US

Monday can wait

US
By SG
Fri, 03, 18

Sunday evening is not really the best part of the weekend. It is the time when you realize you have been acting....

TIGHT SPOT

Sunday evening is not really the best part of the weekend. It is the time when you realize you have been acting like a sloth all weekend. You had noble plans and you wanted to do everything that was supposed to make your life better, but you couldn’t stand against the forces of laziness. You protest, “When else can I indulge in watching funny videos, scrolling down my Facebook newsfeed and playing video games if not on Sunday?”

But heaps of dirty laundry, several unfinished assignments and art projects are calling you; when will you tick off these tasks from your list?

While slouched on the couch, your mind is constantly asking you questions that you don’t want to answer. You know your weekend is ruined!

Guys, weekend is too short to put your life together. Why not just focus on enjoying ourselves on Sunday because we can always work on Monday!

Like always, students are the most vulnerable creatures; some students who struggled with Sunday night blues all their lives share how they were able to deal with them.

We’re all in the same sinking ship

Don’t you feel better when you know your friend is as miserable as you are? Oh, every friend does! I keep an eye on my friend’s activities, so calling Bina - the sincerest of my buddies - every Sunday evening has become a ritual now. I cautiously ask her if she has studied anything over the weekend, and she always answers frantically, “No, I have not even touched my books!” I heave a sigh of relief and put down the phone.

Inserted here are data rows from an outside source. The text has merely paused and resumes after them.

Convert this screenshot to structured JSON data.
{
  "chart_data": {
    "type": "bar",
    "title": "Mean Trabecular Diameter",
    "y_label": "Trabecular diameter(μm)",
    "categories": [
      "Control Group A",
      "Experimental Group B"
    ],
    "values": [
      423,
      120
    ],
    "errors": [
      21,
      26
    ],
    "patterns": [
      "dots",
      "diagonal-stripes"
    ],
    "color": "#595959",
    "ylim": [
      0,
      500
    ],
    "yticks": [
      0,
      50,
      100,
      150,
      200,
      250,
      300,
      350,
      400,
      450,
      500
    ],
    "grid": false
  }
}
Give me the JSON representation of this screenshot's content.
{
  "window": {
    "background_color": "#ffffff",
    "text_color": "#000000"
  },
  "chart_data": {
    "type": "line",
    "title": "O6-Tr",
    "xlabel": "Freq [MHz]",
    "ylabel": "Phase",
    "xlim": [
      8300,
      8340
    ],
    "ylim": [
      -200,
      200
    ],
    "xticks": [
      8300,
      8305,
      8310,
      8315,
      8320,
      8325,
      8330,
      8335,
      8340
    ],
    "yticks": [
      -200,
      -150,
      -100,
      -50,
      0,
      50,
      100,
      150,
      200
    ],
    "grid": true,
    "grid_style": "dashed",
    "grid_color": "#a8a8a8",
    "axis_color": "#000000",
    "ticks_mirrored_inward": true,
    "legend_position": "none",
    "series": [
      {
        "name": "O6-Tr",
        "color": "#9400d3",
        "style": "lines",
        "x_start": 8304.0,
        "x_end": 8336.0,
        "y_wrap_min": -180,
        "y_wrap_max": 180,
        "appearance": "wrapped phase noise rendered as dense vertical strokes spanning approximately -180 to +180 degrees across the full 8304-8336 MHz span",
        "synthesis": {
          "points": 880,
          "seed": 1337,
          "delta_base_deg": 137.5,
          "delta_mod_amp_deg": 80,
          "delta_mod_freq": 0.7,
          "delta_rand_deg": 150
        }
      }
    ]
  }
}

It’s weird but it works; to know that your friends are with you in the same sinking ship is the best feeling. Always connect with your friends - only the lazy ones - when you are lagging behind in studies. At least you will have your friend by your side when your teacher kicks you out of the class.

Sundays are all yours!

I never liked Sundays; dealing with guests that stayed too long, doing the dishes when they left and finishing up the most tedious college projects were things I despised the most. We are always ready to sacrifice our weekend! Sunday is supposed to be spent on things that make us happy, but we always find ourselves drowning in all kinds of extra work. Accept that weekend means putting on comfy clothes and taking frequent naps and not worrying about work too much. Don’t burden yourself with extraneous tasks; you can always get back to them in the weekdays.

Look for the silver lining

As soon as anxiety kicks into your Sunday life, sit and jot down everything you have done during the weekend. Mention everything; write about your stalking adventures, your secret concerts in the shower, and that you tried on Mom’s new makeup. After you get the list, figure out what you learned from each activity. For example, by singing in the shower you learned that your voice sucks and you can’t be a singer and with mom’s new gel liner you can create perfect cat eyes; don’t take any sort of learning for granted. And it’s perfectly fine if you see you learned nothing from a particular activity; anyway, what would you really learn from mindlessly stalking Riz Ahmed and Ali Zafar who are least bothered about their fans?

Try to understand that everything that doesn’t qualify as “work” is not necessarily a waste of time. Every experience - no matter how senseless it is - ends up teaching you something. Sunday can be easily dedicated to this senselessness without feeling any guilt at all.

Sign out

We all enjoy memes, gifs and videos that capitalize on the assumption that people hate Monday. When my friends shared those memes with me, the captions on them would speak to my heart. “Monday again? You’ve to be kidding me” or “Sunday, come back!” or “Dear Monday, nobody likes you” were just few of them that described exactly how I felt on Sunday nights.

With time I began to understand the negative effects of such content on social media. I noticed on Sundays when my Wi-Fi wouldn’t work, I felt lighter and less stressed. Thanks to my pathetic internet service, I realized Monday was just another day! And to worry about it on Sunday is useless. Like exercise is solution to all your health problems, signing out from social media is solution to all your anxieties.

Just plan

Sometimes nothing seems to work and you feel like collapsing on Sunday night thinking about the work you have not been able to do on the weekend. In this case, sketching a plan will certainly calm you down. Make your to-do lists again, schedule tasks in the calendar, set reminders and promise yourself that you are going to be punctual, and that you are going to concentrate on important things in life. Even though you know you are not going to stick to your plans, these fake plans will trick your mind into feeling better.

An active body worries less

If you spend your entire weekend on the couch, chances are greater that you will feel groggier on Sunday night. Binge-watching TV shows all weekend might sound relaxing, but it’s less enjoyable than you think. Also engage yourself in active leisure; go out for a stroll, play badminton with neighbours’ kids, check out your local library, or plan a picnic with your family. Make sure at the end of the day you are too tired to worry.